The regulator has met with all major securities brokerages and funds and urged them to better control their margin trading and short sales business, both of which have been blamed for the recent roller-coaster ride in the A-share market, according to Deng Ge, the spokesman of the China Securities Regulatory Commission.
Zhang Yujun, assistant chairman of the CSRC urged financial institutions to prudently control their scale of assets in leveraged trading and said these should be appropriately matched with the capital position and risk management capability.
Zhang also reiterated that the regulator has banned risky margin financing through non-brokerage channels and will step up the crackdown on using program trading to "maliciously" short the market.
Deng told a news conference on Friday that the regulator will also target speculative trading of stock index futures and prohibited futures companies from offering margin lending for clients to trade futures contracts.
The A-share market rallied on Friday, with the benchmark Shanghai Composite Index rising 2.26 percent to close at 3,744.2 points. The smaller Shenzhen Component Index gained 2.67 percent to close at 12,753.05.
US investment bank Goldman Sachs Group Inc has estimated that the Chinese government has injected up to 900 billion yuan ($147 billion) in the past two months to try to prevent a market meltdown.
Bloomberg also reported that State-owned margin lender China Securities Finance Corp has been seeking an additional 2 trillion yuan to buy stocks. The move would bring its total market-rescue fund to 5 trillion yuan.
The government has also adopted a series of measures to halt the recent market rout that wiped out nearly $4 trillion in market value. The regulator has halted new share offerings and banned major shareholders from selling shares in their companies for six months.
Rumors that the regulator may once again permit listed companies to augment capital with additional share issues have also weighed heavily on market sentiment.

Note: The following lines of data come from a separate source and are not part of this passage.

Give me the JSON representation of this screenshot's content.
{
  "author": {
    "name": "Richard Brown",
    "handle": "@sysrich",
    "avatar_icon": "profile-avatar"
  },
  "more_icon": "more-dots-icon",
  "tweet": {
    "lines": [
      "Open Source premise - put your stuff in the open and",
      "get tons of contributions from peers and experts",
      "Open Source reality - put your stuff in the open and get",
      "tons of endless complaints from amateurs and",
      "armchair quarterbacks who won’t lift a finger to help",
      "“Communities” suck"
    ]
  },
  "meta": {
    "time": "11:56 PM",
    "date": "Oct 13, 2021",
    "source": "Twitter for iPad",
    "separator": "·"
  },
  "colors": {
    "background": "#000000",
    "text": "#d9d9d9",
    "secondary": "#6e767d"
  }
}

Xu Biao, chief strategist with Essence Securities Co said the move will hit the market in the short term, but will dissipate in the long term.
On Friday, the regulator said it will continue to clamp down on insider trading which has seriously hurt the market order and investor interest.
Deng said the market regulator will specifically target the act of prying for non-public information through advantageous social connections and leaking market-sensitive information through online social networks.